Karla estava há um ano na polícia e ia começar em uma nova comarca na semana que vem

As polícias informaram que o crime aconteceu na madrugada de terça para quarta. O marido comunicou por volta das 13h30 de quarta (6) à central 190 que a esposa estava desaparecida. Ele disse inicialmente que ela teria saído para caminhar como fazia todas as manhãs e não havia retornado.

As polícias começaram um trabalho integrado de trocas de informações e suspeitaram do marido, que dava respostas evasivas e não sabia precisar horários. Também chamou atenção o fato de ele ser policial e não ter registrado um boletim de ocorrência.

O comandante da Polícia Militar de Itapema, capitão Rodrigues, foi até a residência do casal e teve uma longa conversa com Luis Fernando.

"Na busca pelo esclarecimento dos fatos, destaco a cooperação com a Polícia Militar, na pessoa do capitão Rodrigues, que atuou com extremo tirocínio e habilidade, tendo tato de conversar com o autor do crime que a princípio pareceu uma pessoa muito fria, e conseguiu extrair dele a informação", ressaltou o delegado.

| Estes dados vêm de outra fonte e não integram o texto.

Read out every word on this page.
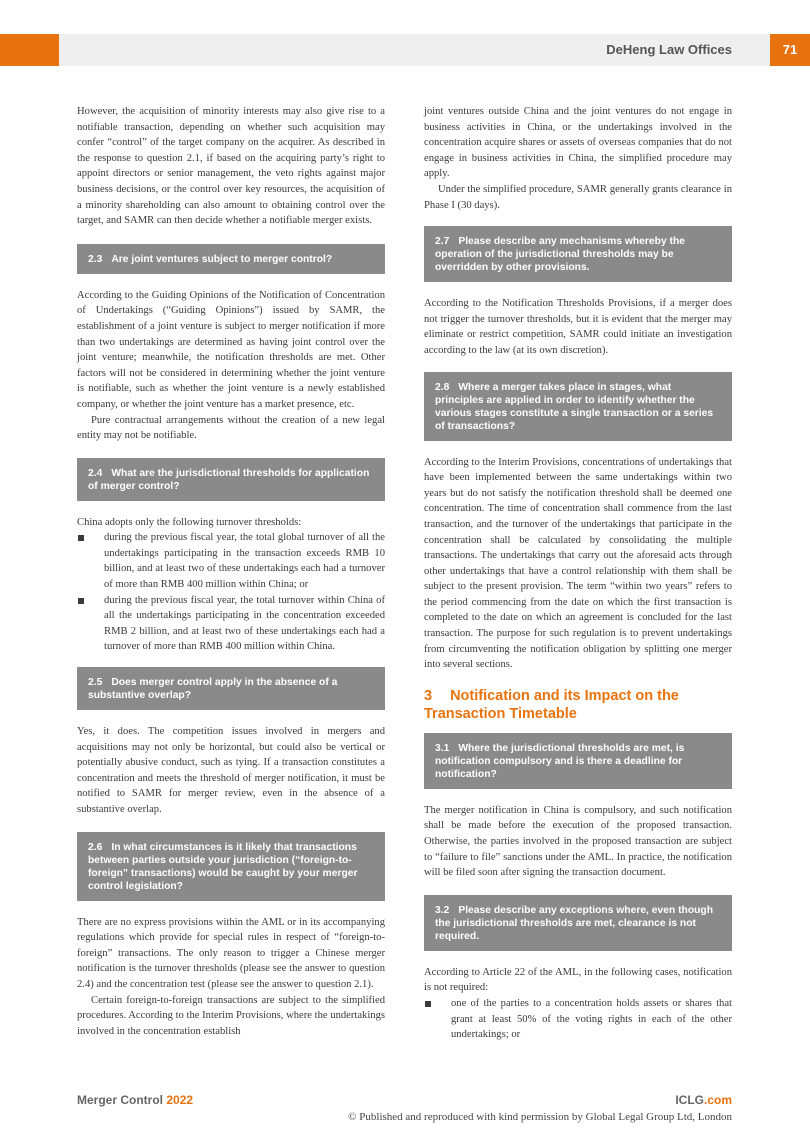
DeHeng Law Offices	71

However, the acquisition of minority interests may also give rise to a notifiable transaction, depending on whether such acquisition may confer “control” of the target company on the acquirer. As described in the response to question 2.1, if based on the acquiring party’s right to appoint directors or senior management, the veto rights against major business decisions, or the control over key resources, the acquisition of a minority shareholding can also amount to obtaining control over the target, and SAMR can then decide whether a notifiable merger exists.

2.3 Are joint ventures subject to merger control?

According to the Guiding Opinions of the Notification of Concentration of Undertakings (“Guiding Opinions”) issued by SAMR, the establishment of a joint venture is subject to merger notification if more than two undertakings are determined as having joint control over the joint venture; meanwhile, the notification thresholds are met. Other factors will not be considered in determining whether the joint venture is notifiable, such as whether the joint venture is a newly established company, or whether the joint venture has a market presence, etc.

Pure contractual arrangements without the creation of a new legal entity may not be notifiable.

2.4 What are the jurisdictional thresholds for application of merger control?

China adopts only the following turnover thresholds:

during the previous fiscal year, the total global turnover of all the undertakings participating in the transaction exceeds RMB 10 billion, and at least two of these undertakings each had a turnover of more than RMB 400 million within China; or
during the previous fiscal year, the total turnover within China of all the undertakings participating in the concentration exceeded RMB 2 billion, and at least two of these undertakings each had a turnover of more than RMB 400 million within China.
2.5 Does merger control apply in the absence of a substantive overlap?

Yes, it does. The competition issues involved in mergers and acquisitions may not only be horizontal, but could also be vertical or potentially abusive conduct, such as tying. If a transaction constitutes a concentration and meets the threshold of merger notification, it must be notified to SAMR for merger review, even in the absence of a substantive overlap.

2.6 In what circumstances is it likely that transactions between parties outside your jurisdiction (“foreign-to-foreign” transactions) would be caught by your merger control legislation?

There are no express provisions within the AML or in its accompanying regulations which provide for special rules in respect of “foreign-to-foreign” transactions. The only reason to trigger a Chinese merger notification is the turnover thresholds (please see the answer to question 2.4) and the concentration test (please see the answer to question 2.1).

Certain foreign-to-foreign transactions are subject to the simplified procedures. According to the Interim Provisions, where the undertakings involved in the concentration establish

joint ventures outside China and the joint ventures do not engage in business activities in China, or the undertakings involved in the concentration acquire shares or assets of overseas companies that do not engage in business activities in China, the simplified procedure may apply.

Under the simplified procedure, SAMR generally grants clearance in Phase I (30 days).

2.7 Please describe any mechanisms whereby the operation of the jurisdictional thresholds may be overridden by other provisions.

According to the Notification Thresholds Provisions, if a merger does not trigger the turnover thresholds, but it is evident that the merger may eliminate or restrict competition, SAMR could initiate an investigation according to the law (at its own discretion).

2.8 Where a merger takes place in stages, what principles are applied in order to identify whether the various stages constitute a single transaction or a series of transactions?

According to the Interim Provisions, concentrations of undertakings that have been implemented between the same undertakings within two years but do not satisfy the notification threshold shall be deemed one concentration. The time of concentration shall commence from the last transaction, and the turnover of the undertakings that participate in the concentration shall be calculated by consolidating the multiple transactions. The undertakings that carry out the aforesaid acts through other undertakings that have a control relationship with them shall be subject to the present provision. The term “within two years” refers to the period commencing from the date on which the first transaction is completed to the date on which an agreement is concluded for the last transaction. The purpose for such regulation is to prevent undertakings from circumventing the notification obligation by splitting one merger into several sections.

3 Notification and its Impact on the Transaction Timetable
3.1 Where the jurisdictional thresholds are met, is notification compulsory and is there a deadline for notification?

The merger notification in China is compulsory, and such notification shall be made before the execution of the proposed transaction. Otherwise, the parties involved in the proposed transaction are subject to “failure to file” sanctions under the AML. In practice, the notification will be filed soon after signing the transaction document.

3.2 Please describe any exceptions where, even though the jurisdictional thresholds are met, clearance is not required.

According to Article 22 of the AML, in the following cases, notification is not required:

one of the parties to a concentration holds assets or shares that grant at least 50% of the voting rights in each of the other undertakings; or
Merger Control 2022	ICLG.com
© Published and reproduced with kind permission by Global Legal Group Ltd, London
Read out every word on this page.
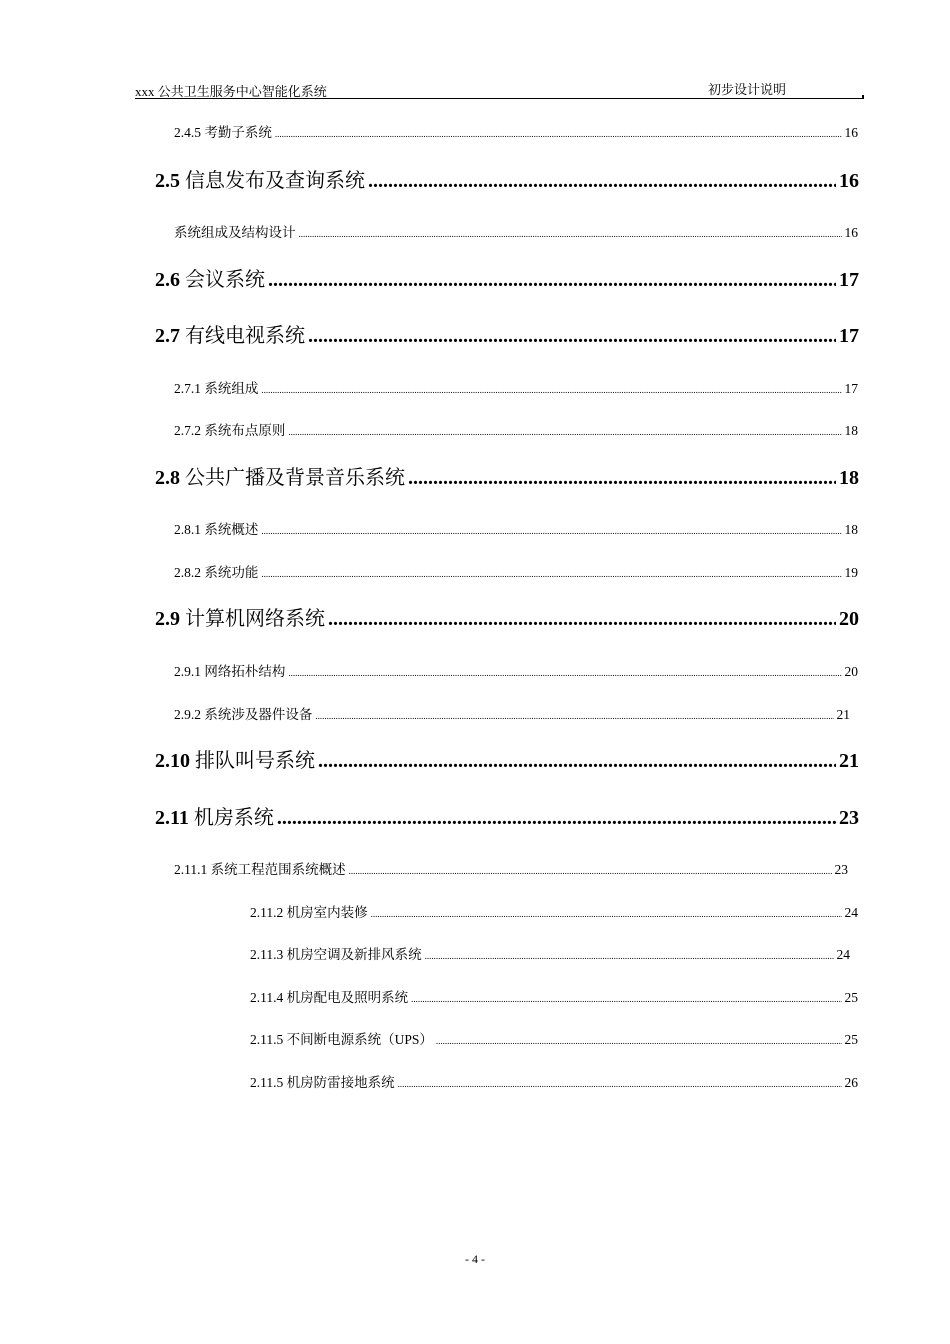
xxx 公共卫生服务中心智能化系统	初步设计说明
2.4.5 考勤子系统 .....	16
2.5 信息发布及查询系统 .....	16
系统组成及结构设计 .....	16
2.6 会议系统 .....	17
2.7 有线电视系统 .....	17
2.7.1 系统组成 .....	17
2.7.2 系统布点原则 .....	18
2.8 公共广播及背景音乐系统 .....	18
2.8.1 系统概述 .....	18
2.8.2 系统功能 .....	19
2.9 计算机网络系统 .....	20
2.9.1 网络拓朴结构 .....	20
2.9.2 系统涉及器件设备 .....	21
2.10 排队叫号系统 .....	21
2.11 机房系统 .....	23
2.11.1 系统工程范围系统概述 .....	23
2.11.2 机房室内装修 .....	24
2.11.3 机房空调及新排风系统 .....	24
2.11.4 机房配电及照明系统 .....	25
2.11.5 不间断电源系统（UPS） .....	25
2.11.5 机房防雷接地系统 .....	26
- 4 -
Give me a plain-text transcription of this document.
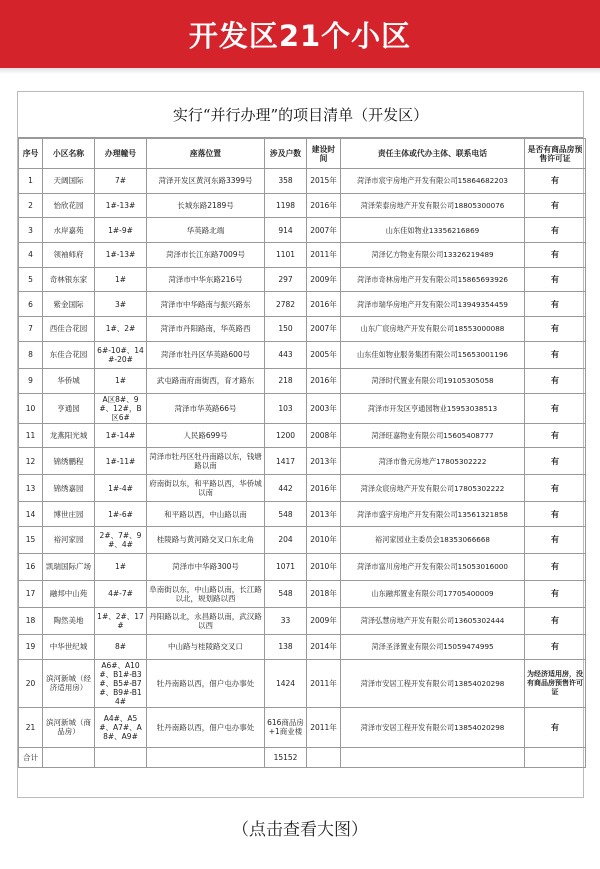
开发区21个小区
实行“并行办理”的项目清单（开发区）
序号	小区名称	办理幢号	座落位置	涉及户数	建设时间	责任主体或代办主体、联系电话	是否有商品房预售许可证
1	天阔国际	7#	菏泽开发区黄河东路3399号	358	2015年	菏泽市宸宇房地产开发有限公司15864682203	有
2	怡欣花园	1#-13#	长城东路2189号	1198	2016年	菏泽荣泰房地产开发有限公司18805300076	有
3	水岸嘉苑	1#-9#	华英路北端	914	2007年	山东佳如物业13356216869	有
4	领袖师府	1#-13#	菏泽市长江东路7009号	1101	2011年	菏泽亿方物业有限公司13326219489	有
5	奇林银东家	1#	菏泽市中华东路216号	297	2009年	菏泽市奇林房地产开发有限公司15865693926	有
6	紫金国际	3#	菏泽市中华路南与振兴路东	2782	2016年	菏泽市瑞华房地产开发有限公司13949354459	有
7	西佳合花园	1#、2#	菏泽市丹阳路南，华英路西	150	2007年	山东广宸房地产开发有限公司18553000088	有
8	东佳合花园	6#-10#、14#-20#	菏泽市牡丹区华英路600号	443	2005年	山东佳如物业服务集团有限公司15653001196	有
9	华侨城	1#	武屯路南府南街西，育才路东	218	2016年	菏泽时代置业有限公司19105305058	有
10	亨通园	A区8#、9#、12#，B区6#	菏泽市华英路66号	103	2003年	菏泽市开发区亨通园物业15953038513	有
11	龙燕阳光城	1#-14#	人民路699号	1200	2008年	菏泽旺嘉物业有限公司15605408777	有
12	锦绣鹏程	1#-11#	菏泽市牡丹区牡丹南路以东，钱塘路以南	1417	2013年	菏泽市鲁元房地产17805302222	有
13	锦绣嘉园	1#-4#	府南街以东，和平路以西，华侨城以南	442	2016年	菏泽众宸房地产开发有限公司17805302222	有
14	博世庄园	1#-6#	和平路以西，中山路以南	548	2013年	菏泽市盛宇房地产开发有限公司13561321858	有
15	裕河家园	2#、7#、9#、4#	桂陵路与黄河路交叉口东北角	204	2010年	裕河家园业主委员会18353066668	有
16	凯瑞国际广场	1#	菏泽市中华路300号	1071	2010年	菏泽市富川房地产开发有限公司15053016000	有
17	融邦中山苑	4#-7#	阜南街以东，中山路以南，长江路以北，规划路以西	548	2018年	山东融邦置业有限公司17705400009	有
18	陶然美地	1#、2#、17#	丹阳路以北，永昌路以南，武汉路以西	33	2009年	菏泽弘慧房地产开发有限公司13605302444	有
19	中华世纪城	8#	中山路与桂陵路交叉口	138	2014年	菏泽圣泽置业有限公司15059474995	有
20	滨河新城（经济适用房）	A6#、A10#、B1#-B3#、B5#-B7#、B9#-B14#	牡丹南路以西，佃户屯办事处	1424	2011年	菏泽市安居工程开发有限公司13854020298	为经济适用房，没有商品房预售许可证
21	滨河新城（商品房）	A4#、A5#、A7#、A8#、A9#	牡丹南路以西，佃户屯办事处	616商品房+1商业楼	2011年	菏泽市安居工程开发有限公司13854020298	有
合计				15152			
（点击查看大图）
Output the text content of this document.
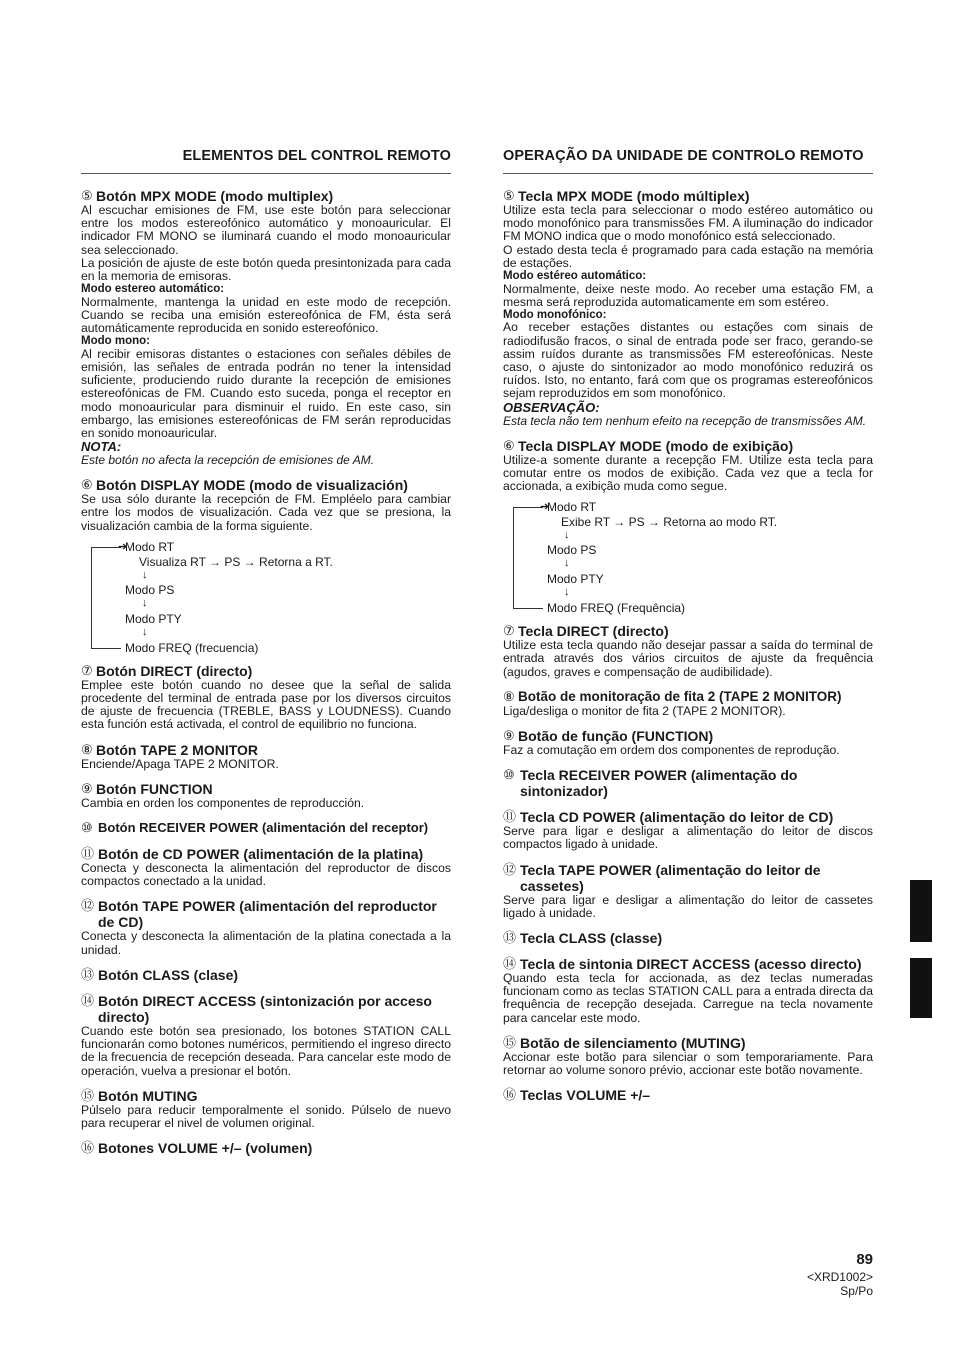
ELEMENTOS DEL CONTROL REMOTO
⑤ Botón MPX MODE (modo multiplex)
Al escuchar emisiones de FM, use este botón para seleccionar entre los modos estereofónico automático y monoauricular. El indicador FM MONO se iluminará cuando el modo monoauricular sea seleccionado.
La posición de ajuste de este botón queda presintonizada para cada en la memoria de emisoras.
Modo estereo automático:
Normalmente, mantenga la unidad en este modo de recepción. Cuando se reciba una emisión estereofónica de FM, ésta será automáticamente reproducida en sonido estereofónico.
Modo mono:
Al recibir emisoras distantes o estaciones con señales débiles de emisión, las señales de entrada podrán no tener la intensidad suficiente, produciendo ruido durante la recepción de emisiones estereofónicas de FM. Cuando esto suceda, ponga el receptor en modo monoauricular para disminuir el ruido. En este caso, sin embargo, las emisiones estereofónicas de FM serán reproducidas en sonido monoauricular.
NOTA:
Este botón no afecta la recepción de emisiones de AM.
⑥ Botón DISPLAY MODE (modo de visualización)
Se usa sólo durante la recepción de FM. Empléelo para cambiar entre los modos de visualización. Cada vez que se presiona, la visualización cambia de la forma siguiente.
➔
Modo RT
Visualiza RT → PS → Retorna a RT.
↓
Modo PS
↓
Modo PTY
↓
Modo FREQ (frecuencia)
⑦ Botón DIRECT (directo)
Emplee este botón cuando no desee que la señal de salida procedente del terminal de entrada pase por los diversos circuitos de ajuste de frecuencia (TREBLE, BASS y LOUDNESS). Cuando esta función está activada, el control de equilibrio no funciona.
⑧ Botón TAPE 2 MONITOR
Enciende/Apaga TAPE 2 MONITOR.
⑨ Botón FUNCTION
Cambia en orden los componentes de reproducción.
⑩ Botón RECEIVER POWER (alimentación del receptor)
⑪ Botón de CD POWER (alimentación de la platina)
Conecta y desconecta la alimentación del reproductor de discos compactos conectado a la unidad.
⑫ Botón TAPE POWER (alimentación del reproductor de CD)
Conecta y desconecta la alimentación de la platina conectada a la unidad.
⑬ Botón CLASS (clase)
⑭ Botón DIRECT ACCESS (sintonización por acceso directo)
Cuando este botón sea presionado, los botones STATION CALL funcionarán como botones numéricos, permitiendo el ingreso directo de la frecuencia de recepción deseada. Para cancelar este modo de operación, vuelva a presionar el botón.
⑮ Botón MUTING
Púlselo para reducir temporalmente el sonido. Púlselo de nuevo para recuperar el nivel de volumen original.
⑯ Botones VOLUME +/– (volumen)
OPERAÇÃO DA UNIDADE DE CONTROLO REMOTO
⑤ Tecla MPX MODE (modo múltiplex)
Utilize esta tecla para seleccionar o modo estéreo automático ou modo monofónico para transmissões FM. A iluminação do indicador FM MONO indica que o modo monofónico está seleccionado.
O estado desta tecla é programado para cada estação na memória de estações.
Modo estéreo automático:
Normalmente, deixe neste modo. Ao receber uma estação FM, a mesma será reproduzida automaticamente em som estéreo.
Modo monofónico:
Ao receber estações distantes ou estações com sinais de radiodifusão fracos, o sinal de entrada pode ser fraco, gerando-se assim ruídos durante as transmissões FM estereofónicas. Neste caso, o ajuste do sintonizador ao modo monofónico reduzirá os ruídos. Isto, no entanto, fará com que os programas estereofónicos sejam reproduzidos em som monofónico.
OBSERVAÇÃO:
Esta tecla não tem nenhum efeito na recepção de transmissões AM.
⑥ Tecla DISPLAY MODE (modo de exibição)
Utilize-a somente durante a recepção FM. Utilize esta tecla para comutar entre os modos de exibição. Cada vez que a tecla for accionada, a exibição muda como segue.
➔
Modo RT
Exibe RT → PS → Retorna ao modo RT.
↓
Modo PS
↓
Modo PTY
↓
Modo FREQ (Frequência)
⑦ Tecla DIRECT (directo)
Utilize esta tecla quando não desejar passar a saída do terminal de entrada através dos vários circuitos de ajuste da frequência (agudos, graves e compensação de audibilidade).
⑧ Botão de monitoração de fita 2 (TAPE 2 MONITOR)
Liga/desliga o monitor de fita 2 (TAPE 2 MONITOR).
⑨ Botão de função (FUNCTION)
Faz a comutação em ordem dos componentes de reprodução.
⑩ Tecla RECEIVER POWER (alimentação do sintonizador)
⑪ Tecla CD POWER (alimentação do leitor de CD)
Serve para ligar e desligar a alimentação do leitor de discos compactos ligado à unidade.
⑫ Tecla TAPE POWER (alimentação do leitor de cassetes)
Serve para ligar e desligar a alimentação do leitor de cassetes ligado à unidade.
⑬ Tecla CLASS (classe)
⑭ Tecla de sintonia DIRECT ACCESS (acesso directo)
Quando esta tecla for accionada, as dez teclas numeradas funcionam como as teclas STATION CALL para a entrada directa da frequência de recepção desejada. Carregue na tecla novamente para cancelar este modo.
⑮ Botão de silenciamento (MUTING)
Accionar este botão para silenciar o som temporariamente. Para retornar ao volume sonoro prévio, accionar este botão novamente.
⑯ Teclas VOLUME +/–
89
<XRD1002>
Sp/Po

Luis Fernando admitiu o crime para o capitão da PM. Falou que foi motivado por ciúmes e alegou suspeita de traição. 

Luis atirou contra a mulher dentro de casa e indicou a localização do corpo através de um desenho.

Em posse do material, as polícias, o Instituto Geral de Perícias e Instituto Médico Legal encontraram e recolheram o cadáver. Karla foi enterrada em uma área de restinga na Praia de Taquaras, logo após a descida do morro, onde um restaurante foi demolido.

O delegado Vicente contou que o local era de fácil visibilidade. Ele informou que segundo análise do legista, a perfuração condiz com um disparo de 380. A suposta arma do crime está com a polícia e ainda vai passar por exame.

Luis Fernando se apresentou voluntariamente e está tutelado no batalhão da PM, onde deverá permanecer até o julgamento. Por orientação da defesa, ele resolveu permanecer calado e não assinou a confissão oficialmente.

Histórico violento

Ainda não se sabe se houve algum tipo de violência anterior contra a policial. Os vizinhos disseram que não ouviram nada na noite do crime, nem o tiro.

Luis Fernando também não deu detalhes de como teria feito o transporte do corpo até a praia.

Conforme o delegado Vicente, o acusado tinha histórico de violência doméstica contra uma ex-esposa, porém não havia fatos registrados contra Karla.

Ela tinha um filho de 13 anos, de um outro relacionamento. O menino não estava em casa, estava com a família dela em Lages. Luis Fernando também tinha filhos do relacionamento anterior, inclusive a filha dele é policial civil na cidade de Itapema.

Karla e Luis eram da serra catarinense. Estavam juntos há 10 anos. Ela conheceu o policial muito jovem, com apenas 18 anos.

Ele não chegou a exercer a profissão no Litoral. O cabo entrou para a reserva remunerada (aposentadoria dos militares) em 2013, após 30 anos de serviço.

Já Karla, 28 anos, acabava de começar a carreira na Polícia Civil, onde estava há um ano. Ela atuava em Correia Pinto e tinha pedido transferência para São João Batista, onde assumiria o posto na próxima semana.

A Polícia Civil representou contra Luis Fernando, que teve prisão preventiva deferida pela Justiça. Ele será indiciado por feminicídio e ocultação de cadáver. A pena varia entre 12 e 30 anos de prisão.